Arctic's Ancient Methane Shift: A Warning for Modern Climate Change

A recent study published in Nature Geoscience on September 25, 2025, by researchers from the Guangzhou Institute of Geochemistry (GIG) of the Chinese Academy of Sciences, has unveiled a significant shift in methane oxidation processes during the Paleocene-Eocene Thermal Maximum (PETM) approximately 56 million years ago. This shift transformed the Arctic Ocean from a methane sink into a substantial source of carbon dioxide, intensifying global warming and ocean acidification. The findings suggest that similar processes could occur in the modern Arctic as it warms and freshens, potentially creating a "methane switch" that may exacerbate current climate change.

The PETM was a period of rapid global warming, characterized by a significant increase in global temperatures and ocean acidification. During this time, reduced sulfate concentrations in Arctic waters led to a transition from anaerobic oxidation of methane (AOM) in sediments to aerobic oxidation of methane (AeOM) in the water column. This shift resulted in the Arctic Ocean becoming a significant source of carbon dioxide, amplifying global warming and contributing to ocean acidification.

Professor Zhang Yige of GIG stated, "Microbes utilize sulfate as their 'fuel' to convert methane energy with high efficiency, while simultaneously generating alkaline by-products that help counteract ocean acidification." The study found that during the PETM, sulfate concentration in Arctic waters was less than one-third of its current level, leading to increased carbon dioxide emissions from the Arctic Ocean.
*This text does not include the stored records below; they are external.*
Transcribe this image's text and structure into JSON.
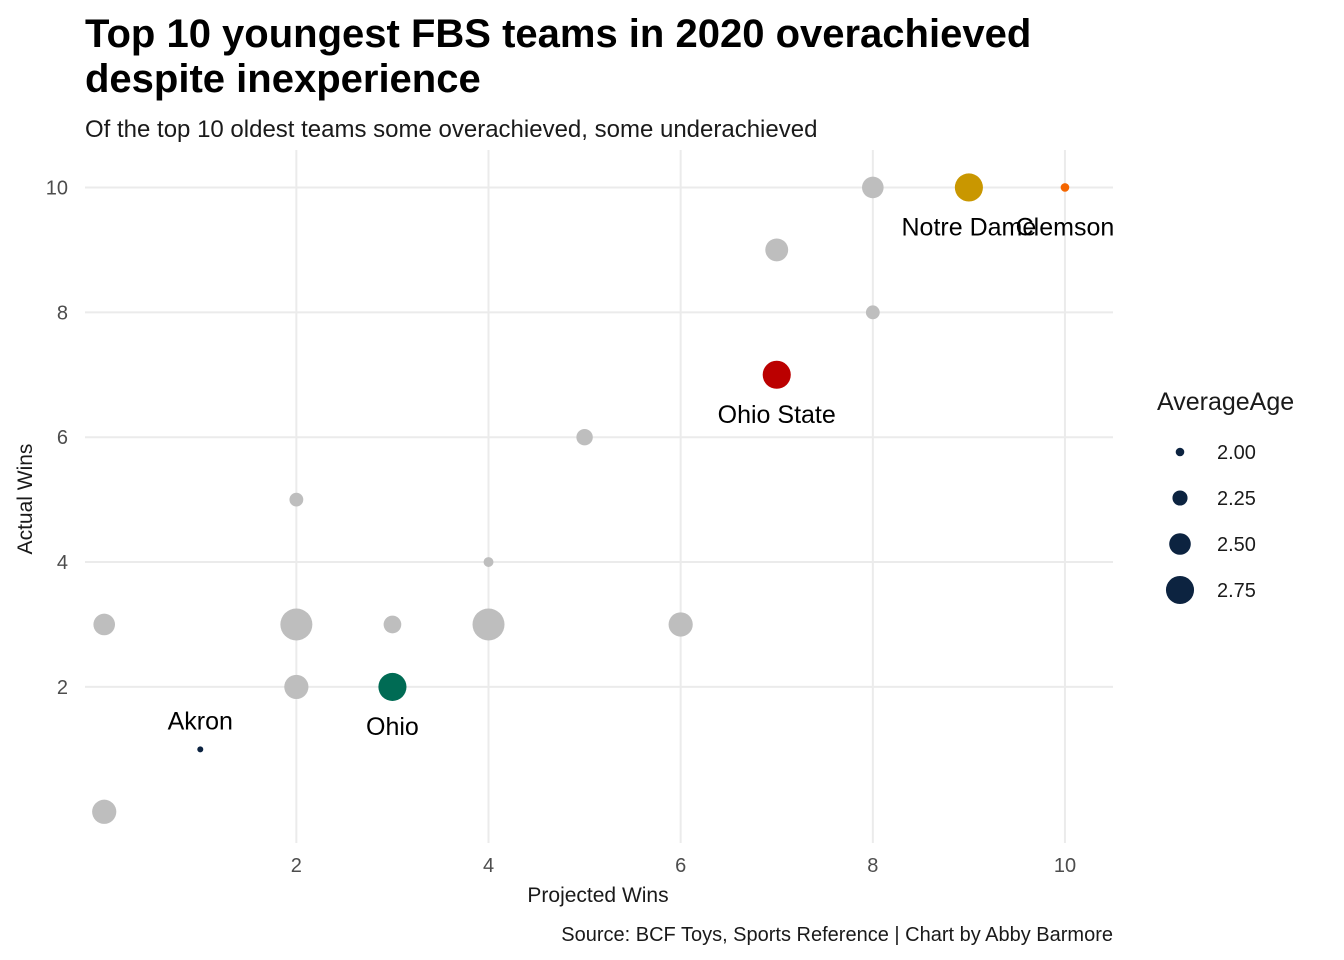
{
  "chart_data": {
    "type": "scatter",
    "title_lines": [
      "Top 10 youngest FBS teams in 2020 overachieved",
      "despite inexperience"
    ],
    "subtitle": "Of the top 10 oldest teams some overachieved, some underachieved",
    "xlabel": "Projected Wins",
    "ylabel": "Actual Wins",
    "caption": "Source: BCF Toys, Sports Reference | Chart by Abby Barmore",
    "xlim": [
      -0.2,
      10.5
    ],
    "ylim": [
      -0.5,
      10.6
    ],
    "x_ticks": [
      "2",
      "4",
      "6",
      "8",
      "10"
    ],
    "y_ticks": [
      "2",
      "4",
      "6",
      "8",
      "10"
    ],
    "grid": true,
    "size_legend": {
      "title": "AverageAge",
      "placement": "right",
      "color": "#0c2340",
      "values": [
        "2.00",
        "2.25",
        "2.50",
        "2.75"
      ]
    },
    "points": [
      {
        "x": 0,
        "y": 3,
        "size": 2.5,
        "color": "#bebebe"
      },
      {
        "x": 0,
        "y": 0,
        "size": 2.6,
        "color": "#bebebe"
      },
      {
        "x": 1,
        "y": 1,
        "size": 1.9,
        "color": "#0c2340",
        "label": "Akron"
      },
      {
        "x": 2,
        "y": 5,
        "size": 2.2,
        "color": "#bebebe"
      },
      {
        "x": 2,
        "y": 3,
        "size": 2.9,
        "color": "#bebebe"
      },
      {
        "x": 2,
        "y": 2,
        "size": 2.6,
        "color": "#bebebe"
      },
      {
        "x": 3,
        "y": 3,
        "size": 2.35,
        "color": "#bebebe"
      },
      {
        "x": 3,
        "y": 2,
        "size": 2.75,
        "color": "#006b54",
        "label": "Ohio"
      },
      {
        "x": 4,
        "y": 4,
        "size": 2.05,
        "color": "#bebebe"
      },
      {
        "x": 4,
        "y": 3,
        "size": 2.9,
        "color": "#bebebe"
      },
      {
        "x": 5,
        "y": 6,
        "size": 2.3,
        "color": "#bebebe"
      },
      {
        "x": 6,
        "y": 3,
        "size": 2.6,
        "color": "#bebebe"
      },
      {
        "x": 7,
        "y": 9,
        "size": 2.55,
        "color": "#bebebe"
      },
      {
        "x": 7,
        "y": 7,
        "size": 2.75,
        "color": "#bb0000",
        "label": "Ohio State"
      },
      {
        "x": 8,
        "y": 10,
        "size": 2.5,
        "color": "#bebebe"
      },
      {
        "x": 8,
        "y": 8,
        "size": 2.2,
        "color": "#bebebe"
      },
      {
        "x": 9,
        "y": 10,
        "size": 2.75,
        "color": "#c99700",
        "label": "Notre Dame"
      },
      {
        "x": 10,
        "y": 10,
        "size": 2.0,
        "color": "#f56600",
        "label": "Clemson"
      }
    ]
  }
}
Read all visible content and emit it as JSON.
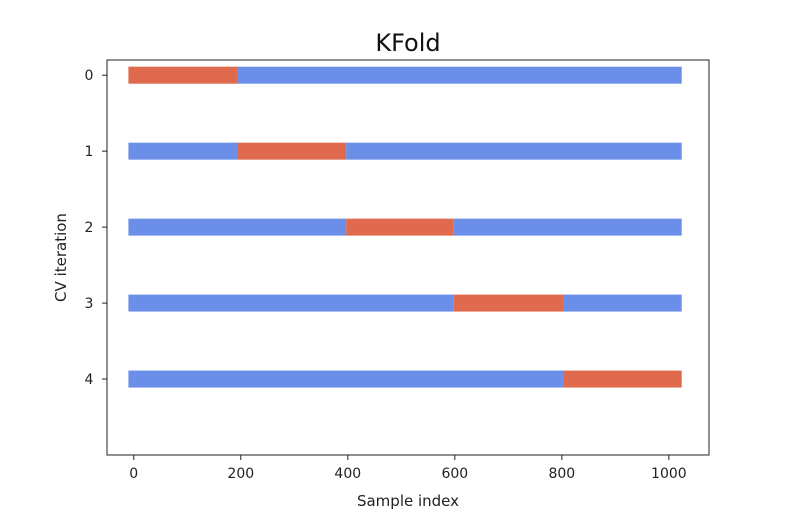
{
  "chart_data": {
    "type": "bar",
    "title": "KFold",
    "xlabel": "Sample index",
    "ylabel": "CV iteration",
    "xlim": [
      -50,
      1075
    ],
    "ylim": [
      5,
      -0.2
    ],
    "xticks": [
      "0",
      "200",
      "400",
      "600",
      "800",
      "1000"
    ],
    "xtick_values": [
      0,
      200,
      400,
      600,
      800,
      1000
    ],
    "yticks": [
      "0",
      "1",
      "2",
      "3",
      "4"
    ],
    "ytick_values": [
      0,
      1,
      2,
      3,
      4
    ],
    "grid": false,
    "colors": {
      "train": "#6b8fe8",
      "test": "#e06a4e"
    },
    "iterations": [
      {
        "index": 0,
        "segments": [
          {
            "start": -10,
            "end": 193,
            "kind": "test"
          },
          {
            "start": 193,
            "end": 1024,
            "kind": "train"
          }
        ]
      },
      {
        "index": 1,
        "segments": [
          {
            "start": -10,
            "end": 193,
            "kind": "train"
          },
          {
            "start": 193,
            "end": 397,
            "kind": "test"
          },
          {
            "start": 397,
            "end": 1024,
            "kind": "train"
          }
        ]
      },
      {
        "index": 2,
        "segments": [
          {
            "start": -10,
            "end": 397,
            "kind": "train"
          },
          {
            "start": 397,
            "end": 598,
            "kind": "test"
          },
          {
            "start": 598,
            "end": 1024,
            "kind": "train"
          }
        ]
      },
      {
        "index": 3,
        "segments": [
          {
            "start": -10,
            "end": 598,
            "kind": "train"
          },
          {
            "start": 598,
            "end": 803,
            "kind": "test"
          },
          {
            "start": 803,
            "end": 1024,
            "kind": "train"
          }
        ]
      },
      {
        "index": 4,
        "segments": [
          {
            "start": -10,
            "end": 803,
            "kind": "train"
          },
          {
            "start": 803,
            "end": 1024,
            "kind": "test"
          }
        ]
      }
    ]
  }
}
The potential for a modern "methane switch" in the Arctic Ocean has significant implications for global climate change. Increased carbon dioxide emissions from the Arctic could accelerate global warming, leading to more extreme weather events, sea-level rise, and disruptions to ecosystems and human societies. Understanding these processes is crucial for developing effective climate mitigation and adaptation strategies.

The GIG is a leading research institution in China, focusing on geochemistry, environmental science, and related fields. It has a history of conducting significant research on climate change and geochemical processes.

Understanding the mechanisms of methane oxidation and their impact on climate is essential for predicting and mitigating future climate change scenarios.